Tuesday, 8 April 2014

Review: The Geography of Me and You

The Geography of Me and You by Jennifer E. Smith

Title: The Geography of Me and You
Series: none
Author: Jennifer E. Smith
Published: Hachette Australia; 2014
352 pages, kindle edition
Source: Netgalley
 Description (from Goodreads):

Lucy and Owen meet somewhere between the tenth and eleventh floors of a New York City apartment building, on an elevator rendered useless by a citywide blackout. After they're rescued, they spend a single night together, wandering the darkened streets and marveling at the rare appearance of stars above Manhattan. But once the power is restored, so is reality. Lucy soon moves to Edinburgh with her parents, while Owen heads out west with his father.
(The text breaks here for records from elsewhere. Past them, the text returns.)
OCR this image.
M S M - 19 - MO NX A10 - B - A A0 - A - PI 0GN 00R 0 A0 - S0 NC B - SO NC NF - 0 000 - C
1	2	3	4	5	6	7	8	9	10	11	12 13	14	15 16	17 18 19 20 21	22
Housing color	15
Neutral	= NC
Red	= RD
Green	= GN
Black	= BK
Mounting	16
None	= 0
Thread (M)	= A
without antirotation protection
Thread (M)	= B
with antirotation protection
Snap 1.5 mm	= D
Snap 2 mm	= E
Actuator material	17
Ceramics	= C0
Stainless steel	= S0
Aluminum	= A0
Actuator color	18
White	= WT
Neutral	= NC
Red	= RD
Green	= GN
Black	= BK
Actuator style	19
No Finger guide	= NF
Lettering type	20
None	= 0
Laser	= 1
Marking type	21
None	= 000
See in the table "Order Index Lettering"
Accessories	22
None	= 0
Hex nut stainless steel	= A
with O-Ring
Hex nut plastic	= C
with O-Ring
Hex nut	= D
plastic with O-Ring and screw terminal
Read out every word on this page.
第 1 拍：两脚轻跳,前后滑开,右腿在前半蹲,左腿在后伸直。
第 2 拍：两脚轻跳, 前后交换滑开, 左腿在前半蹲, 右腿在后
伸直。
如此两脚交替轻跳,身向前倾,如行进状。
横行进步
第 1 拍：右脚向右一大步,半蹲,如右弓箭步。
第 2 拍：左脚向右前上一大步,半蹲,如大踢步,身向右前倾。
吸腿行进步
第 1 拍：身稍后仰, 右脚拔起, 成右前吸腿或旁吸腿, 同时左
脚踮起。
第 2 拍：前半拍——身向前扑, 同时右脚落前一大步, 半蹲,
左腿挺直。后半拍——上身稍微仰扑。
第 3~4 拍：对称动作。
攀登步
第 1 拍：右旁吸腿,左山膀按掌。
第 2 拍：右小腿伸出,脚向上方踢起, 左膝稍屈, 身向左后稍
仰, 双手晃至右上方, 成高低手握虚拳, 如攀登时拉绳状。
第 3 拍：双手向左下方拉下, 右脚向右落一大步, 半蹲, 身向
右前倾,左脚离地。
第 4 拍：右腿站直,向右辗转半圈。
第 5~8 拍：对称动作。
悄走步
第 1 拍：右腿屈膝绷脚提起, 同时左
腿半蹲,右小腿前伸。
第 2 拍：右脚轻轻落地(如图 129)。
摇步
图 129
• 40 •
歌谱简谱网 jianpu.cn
Lucy and Owen's relationship plays out across the globe as they stay in touch through postcards, occasional e-mails, and -- finally -- a reunion in the city where they first met.

My Thoughts:
This book started perfectly. It drew you into the world of the protagonists quickly and easily, it had me captured and on the edge of my seat. It whispered promises, promises of a great romance, cute chemistry, witty conversations, everything and more I had come to love, and expect, of Jennifer E. Smith.

However, it lied.

It started well, by half way I was captured by the sheer adorableness of Lucy and Owen. I loved how they accepted that spending a single night walking the streets, starring at the stars and talking, didn't mean they really knew each other - and certainly didn't mean that something was meant to happen between them. Finally we have some protagonist with a bit of brains, smart enough to deal with their hormones and seek friendship first, over lust. I could have sung with the joy of the reasonableness of these characters!

After this however everything began to go downhill...

Everything began to plod along after the firs half, taking no real direction, doing nothing in particular, giving us nothing to go on. I was bored. The characters travelled the world. They complained about stuff. They sent a postcard or an email and then complained some more. Nothing else happened.

The writing was also lacking. Normally I love
Jennifer E. Smith's work because of her humorous dialogue and witty style but this was a flop. It was tired and dull, lacking her usual bubbliness, her spark, that little something extra that makes me fall in love every time I read about her characters. The passing of time was also written very poorly. Two paragraphs could be spaced six weeks apart - but that wouldn't be indicated until half way through the chapter and by then I was simply confused.

Overall while The Geography of You and Me wasn't what I was expecting, it was a cute and light-hearted read. It took me no time to fly through and I am glad to have read it, despite the lack of connection I felt to this couple. I will still eagerly await
Jennifer E. Smith's other works but I wouldn't hastily recommend this one. Not one of her best works.

Note:a copy was provided courtesy of Jennifer E. Smith and Hachette Australia, through Netgalley, in exchange for an honest review. No compensation was given or taken during this process.